Ministry officials told Reuters they expected the death toll to rise, as bodies were still being carried into the hospitals.
U.S. Army Lt. Col. Bill Salter said between 10 and 15 people had been killed in an attack, which he said was probably the work of a suicide bomber.
"We believe it was possibly a fuel-truck type vehicle," Salter told reporters at the scene of the blast. Witnesses said they saw a tanker speeding toward the police station moments before the powerful blast.
Insurgents have accused members of the new Iraqi government and police of cooperating with the U.S. military, a charge one National Guardsman rejected angrily.
"They say we collaborate with the coalition. We don't collaborate, we just protect our nation. We protect the land of Iraqis," National Guardsman Amer Shaker Mehdi told Reuters at the scene of the bombing.
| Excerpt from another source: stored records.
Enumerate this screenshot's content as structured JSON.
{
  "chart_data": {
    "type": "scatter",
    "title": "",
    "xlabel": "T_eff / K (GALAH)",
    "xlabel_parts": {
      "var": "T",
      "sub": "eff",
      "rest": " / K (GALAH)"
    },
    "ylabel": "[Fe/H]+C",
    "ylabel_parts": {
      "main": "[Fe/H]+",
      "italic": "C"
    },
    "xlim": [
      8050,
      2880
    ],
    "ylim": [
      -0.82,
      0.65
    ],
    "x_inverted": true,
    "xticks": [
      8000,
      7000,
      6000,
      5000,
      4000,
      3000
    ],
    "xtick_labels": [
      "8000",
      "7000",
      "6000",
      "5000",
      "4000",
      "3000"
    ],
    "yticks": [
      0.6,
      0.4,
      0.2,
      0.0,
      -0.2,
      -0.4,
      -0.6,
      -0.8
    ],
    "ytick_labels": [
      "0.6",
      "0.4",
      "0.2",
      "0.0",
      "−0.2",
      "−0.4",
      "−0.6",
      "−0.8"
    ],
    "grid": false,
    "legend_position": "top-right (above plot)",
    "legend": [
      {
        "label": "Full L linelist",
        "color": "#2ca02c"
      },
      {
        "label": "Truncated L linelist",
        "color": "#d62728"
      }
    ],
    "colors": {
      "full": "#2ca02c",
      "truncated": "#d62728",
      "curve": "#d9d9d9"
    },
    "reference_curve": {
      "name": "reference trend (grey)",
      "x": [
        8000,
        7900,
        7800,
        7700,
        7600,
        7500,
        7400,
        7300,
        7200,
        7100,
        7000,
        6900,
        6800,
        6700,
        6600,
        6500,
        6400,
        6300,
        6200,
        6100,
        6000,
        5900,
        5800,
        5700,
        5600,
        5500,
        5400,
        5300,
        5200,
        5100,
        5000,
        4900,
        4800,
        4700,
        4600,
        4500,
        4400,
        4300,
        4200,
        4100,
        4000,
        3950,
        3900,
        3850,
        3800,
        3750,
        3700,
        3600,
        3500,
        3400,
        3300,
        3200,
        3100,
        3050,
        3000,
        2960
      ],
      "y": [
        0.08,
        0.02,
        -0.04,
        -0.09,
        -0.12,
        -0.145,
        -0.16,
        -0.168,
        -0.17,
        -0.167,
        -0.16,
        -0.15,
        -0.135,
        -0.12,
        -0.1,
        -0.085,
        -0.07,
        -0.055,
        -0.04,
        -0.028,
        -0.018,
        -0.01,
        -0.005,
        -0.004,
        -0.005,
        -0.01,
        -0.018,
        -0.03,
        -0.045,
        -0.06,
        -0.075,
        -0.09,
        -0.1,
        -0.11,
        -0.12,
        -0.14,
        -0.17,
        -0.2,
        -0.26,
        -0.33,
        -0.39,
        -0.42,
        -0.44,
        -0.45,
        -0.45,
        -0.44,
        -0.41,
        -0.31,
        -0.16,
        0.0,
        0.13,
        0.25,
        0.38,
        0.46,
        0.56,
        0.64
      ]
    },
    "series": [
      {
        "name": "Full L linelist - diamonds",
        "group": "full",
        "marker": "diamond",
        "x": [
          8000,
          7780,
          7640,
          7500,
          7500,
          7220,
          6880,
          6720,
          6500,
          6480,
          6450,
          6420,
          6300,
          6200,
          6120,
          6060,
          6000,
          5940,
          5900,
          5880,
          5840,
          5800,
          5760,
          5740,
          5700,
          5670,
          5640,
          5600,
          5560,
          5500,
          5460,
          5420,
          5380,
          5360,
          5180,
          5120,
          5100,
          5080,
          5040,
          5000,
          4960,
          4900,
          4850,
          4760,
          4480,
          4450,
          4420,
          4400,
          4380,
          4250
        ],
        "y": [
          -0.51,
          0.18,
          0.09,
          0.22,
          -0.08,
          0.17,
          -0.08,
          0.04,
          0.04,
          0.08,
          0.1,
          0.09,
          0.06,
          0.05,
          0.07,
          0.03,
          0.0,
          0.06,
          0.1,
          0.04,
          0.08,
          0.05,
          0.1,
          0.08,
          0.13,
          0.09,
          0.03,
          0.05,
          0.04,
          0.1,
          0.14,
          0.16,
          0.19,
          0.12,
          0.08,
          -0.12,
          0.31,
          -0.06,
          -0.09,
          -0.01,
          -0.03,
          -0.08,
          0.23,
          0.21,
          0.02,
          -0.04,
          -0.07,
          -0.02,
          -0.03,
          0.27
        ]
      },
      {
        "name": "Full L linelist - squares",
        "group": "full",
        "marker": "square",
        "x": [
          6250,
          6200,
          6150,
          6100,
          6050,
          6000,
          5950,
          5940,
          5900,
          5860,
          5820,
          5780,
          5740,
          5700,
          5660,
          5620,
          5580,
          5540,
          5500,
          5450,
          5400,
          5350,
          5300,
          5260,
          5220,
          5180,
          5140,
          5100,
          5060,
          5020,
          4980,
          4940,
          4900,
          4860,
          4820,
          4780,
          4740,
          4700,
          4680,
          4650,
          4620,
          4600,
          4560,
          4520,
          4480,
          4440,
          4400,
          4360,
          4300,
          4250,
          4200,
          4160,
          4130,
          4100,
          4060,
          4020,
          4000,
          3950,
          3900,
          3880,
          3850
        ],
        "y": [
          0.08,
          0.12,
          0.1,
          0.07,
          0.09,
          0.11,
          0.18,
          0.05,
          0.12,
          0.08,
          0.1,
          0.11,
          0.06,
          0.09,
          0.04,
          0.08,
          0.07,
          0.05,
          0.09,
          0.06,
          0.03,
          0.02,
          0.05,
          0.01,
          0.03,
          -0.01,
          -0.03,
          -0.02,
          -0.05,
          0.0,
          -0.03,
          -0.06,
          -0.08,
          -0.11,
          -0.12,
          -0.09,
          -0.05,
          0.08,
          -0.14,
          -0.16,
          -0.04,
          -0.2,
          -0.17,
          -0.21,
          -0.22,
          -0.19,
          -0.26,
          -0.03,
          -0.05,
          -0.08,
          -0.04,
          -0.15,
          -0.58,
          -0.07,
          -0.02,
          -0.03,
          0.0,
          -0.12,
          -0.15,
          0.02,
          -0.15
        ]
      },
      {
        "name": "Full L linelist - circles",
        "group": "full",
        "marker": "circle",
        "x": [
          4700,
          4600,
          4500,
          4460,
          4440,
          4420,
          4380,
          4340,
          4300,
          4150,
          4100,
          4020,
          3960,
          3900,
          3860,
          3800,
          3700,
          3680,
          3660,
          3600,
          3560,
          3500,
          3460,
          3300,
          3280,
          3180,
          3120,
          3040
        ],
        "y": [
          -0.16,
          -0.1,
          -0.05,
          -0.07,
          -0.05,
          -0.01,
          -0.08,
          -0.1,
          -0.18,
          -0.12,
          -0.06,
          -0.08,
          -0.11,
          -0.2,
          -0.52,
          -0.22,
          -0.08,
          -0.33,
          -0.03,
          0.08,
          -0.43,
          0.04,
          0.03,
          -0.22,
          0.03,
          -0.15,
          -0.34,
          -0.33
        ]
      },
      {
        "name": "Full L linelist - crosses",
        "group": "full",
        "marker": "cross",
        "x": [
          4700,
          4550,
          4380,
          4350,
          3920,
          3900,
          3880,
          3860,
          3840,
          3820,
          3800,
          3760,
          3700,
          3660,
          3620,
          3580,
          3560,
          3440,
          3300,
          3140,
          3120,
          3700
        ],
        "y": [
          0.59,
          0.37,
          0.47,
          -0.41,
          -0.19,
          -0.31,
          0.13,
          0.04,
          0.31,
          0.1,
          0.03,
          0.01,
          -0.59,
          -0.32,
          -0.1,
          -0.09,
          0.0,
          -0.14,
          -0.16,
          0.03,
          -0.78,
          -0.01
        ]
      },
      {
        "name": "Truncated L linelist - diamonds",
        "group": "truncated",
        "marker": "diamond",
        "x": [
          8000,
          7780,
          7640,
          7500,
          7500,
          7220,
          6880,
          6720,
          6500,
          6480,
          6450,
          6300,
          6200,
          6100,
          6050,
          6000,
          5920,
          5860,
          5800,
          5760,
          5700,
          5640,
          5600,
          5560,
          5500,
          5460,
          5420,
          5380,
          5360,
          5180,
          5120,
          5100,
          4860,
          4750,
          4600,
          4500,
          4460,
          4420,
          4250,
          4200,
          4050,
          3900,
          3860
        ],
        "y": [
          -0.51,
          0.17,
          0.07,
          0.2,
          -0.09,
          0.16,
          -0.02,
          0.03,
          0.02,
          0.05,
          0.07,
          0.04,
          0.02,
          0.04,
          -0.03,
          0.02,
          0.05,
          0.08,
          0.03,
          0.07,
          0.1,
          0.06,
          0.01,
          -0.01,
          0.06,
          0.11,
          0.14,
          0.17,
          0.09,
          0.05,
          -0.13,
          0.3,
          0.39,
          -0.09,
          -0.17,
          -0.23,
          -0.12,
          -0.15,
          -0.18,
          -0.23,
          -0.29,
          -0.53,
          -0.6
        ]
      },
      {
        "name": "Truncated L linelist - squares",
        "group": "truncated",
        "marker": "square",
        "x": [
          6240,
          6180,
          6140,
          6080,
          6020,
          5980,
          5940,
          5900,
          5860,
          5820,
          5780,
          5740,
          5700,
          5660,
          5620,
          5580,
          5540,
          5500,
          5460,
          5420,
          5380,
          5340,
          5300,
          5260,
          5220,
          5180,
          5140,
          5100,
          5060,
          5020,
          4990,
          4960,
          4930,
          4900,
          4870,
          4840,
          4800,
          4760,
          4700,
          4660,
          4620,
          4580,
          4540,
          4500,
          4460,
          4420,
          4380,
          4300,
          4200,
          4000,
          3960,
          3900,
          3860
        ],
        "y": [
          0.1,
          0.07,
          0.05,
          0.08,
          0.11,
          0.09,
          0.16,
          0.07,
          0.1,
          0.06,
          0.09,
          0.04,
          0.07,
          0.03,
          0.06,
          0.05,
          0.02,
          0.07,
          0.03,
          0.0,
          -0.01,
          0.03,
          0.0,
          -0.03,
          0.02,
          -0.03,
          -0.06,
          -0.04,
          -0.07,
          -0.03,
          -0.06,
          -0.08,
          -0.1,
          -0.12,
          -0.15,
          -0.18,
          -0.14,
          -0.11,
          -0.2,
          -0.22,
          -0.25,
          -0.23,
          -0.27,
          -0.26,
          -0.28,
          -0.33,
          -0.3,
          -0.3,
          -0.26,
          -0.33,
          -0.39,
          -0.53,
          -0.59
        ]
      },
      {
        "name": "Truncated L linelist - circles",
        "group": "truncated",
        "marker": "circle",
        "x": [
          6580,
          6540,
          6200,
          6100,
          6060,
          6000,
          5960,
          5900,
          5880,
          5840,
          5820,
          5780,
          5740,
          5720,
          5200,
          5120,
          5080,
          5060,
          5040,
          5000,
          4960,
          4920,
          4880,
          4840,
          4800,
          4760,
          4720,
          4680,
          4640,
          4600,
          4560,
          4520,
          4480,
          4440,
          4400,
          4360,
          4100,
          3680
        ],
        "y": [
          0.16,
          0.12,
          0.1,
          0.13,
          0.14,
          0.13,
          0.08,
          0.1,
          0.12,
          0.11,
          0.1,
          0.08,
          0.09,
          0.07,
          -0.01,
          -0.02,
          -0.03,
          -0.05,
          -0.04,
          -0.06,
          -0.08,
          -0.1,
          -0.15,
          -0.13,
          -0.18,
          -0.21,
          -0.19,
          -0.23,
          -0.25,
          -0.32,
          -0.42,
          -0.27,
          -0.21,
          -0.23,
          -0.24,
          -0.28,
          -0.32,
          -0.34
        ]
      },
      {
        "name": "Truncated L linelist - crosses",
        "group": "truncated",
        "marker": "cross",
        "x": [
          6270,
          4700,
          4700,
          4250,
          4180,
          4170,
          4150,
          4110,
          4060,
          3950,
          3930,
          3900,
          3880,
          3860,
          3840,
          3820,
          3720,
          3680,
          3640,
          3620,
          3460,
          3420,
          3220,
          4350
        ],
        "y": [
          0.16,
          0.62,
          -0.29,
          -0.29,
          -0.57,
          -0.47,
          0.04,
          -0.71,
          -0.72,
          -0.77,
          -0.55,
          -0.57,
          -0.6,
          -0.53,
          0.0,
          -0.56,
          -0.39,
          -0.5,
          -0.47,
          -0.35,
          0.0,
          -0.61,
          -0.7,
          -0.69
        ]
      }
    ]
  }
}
After the bombing, protesters gathered and chanted, "Long live Saddam!" before police came in and dispersed the crowd by firing warning shots into the air, the Associated Press reported.
The attack was the latest in a spate of bombings and assassinations over the past week targeting Iraqi police, National Guard and senior Iraq government officials.
The Iraqi Defense Ministry said militants killed Essam al-Dijaili, head of the military's supply department, and his bodyguard in a drive-by shooting outside his Baghdad home Sunday night. Al-Dijaili's assassination comes one day after Iraq's justice minister survived an attack, which killed five of his bodyguards and last week's murder of a provincial governor.
The latest attacks came as the Philippines completed its troop pullout from Iraq a month ahead of schedule in an attempt to satisfy demands by insurgents who threatened to murder a Filipino truck driver hostage unless his country withdrew its troops by July 20.
Washington and Iraq's interim government have criticized the move, saying it would encourage more kidnappings.
Over the weekend, Iraqi interim Prime Minister Iyad Allawi authorized a U.S. air strike in the town of Fallujah, a focal point of resistance to the U.S.-led occupation.
The bombings, which began early Sunday, targeted purported trenches and fighting positions used by loyalists of Abu Musab al-Zarqawi, the Jordanian militant linked to al-Qaida and blamed for masterminding car bombings and other attacks in Iraq, Iraqi officials told the Associated Press.
But, Fallujah Mayor Mahmoud Ibrahim al-Jirisi said the attack hit a site for civilians supporting the Fallujah Brigade, a militia of local residents that took responsibility to secure the city after the U.S. Marines left.
"There are no Arabs or foreigners with them," al-Jirisi told Al-Jazeera.
The attack, the sixth U.S. strike on the city in roughly a month, killed 14 people and injured three, according to Saad al-Amili, a Health Ministry official.
Meanwhile, Allawi issued a decree Sunday to reopen an influential newspaper allied with radical Shiite cleric Muqtada al-Sadr. The closure of the paper by American forces in March helped spark months of fighting between U.S. forces and fighters loyal al-Sadr.
The weekly Al-Hawza regularly published Sadr's fiery sermons on its front page along with articles sharply critical of the U.S.-led occupation.
Allawi ordered the paper reopened in an effort to show his "absolute belief in the freedom of the press," his office said in a statement. Allawi's decision effectively reverses the order by the former U.S.-led occupation.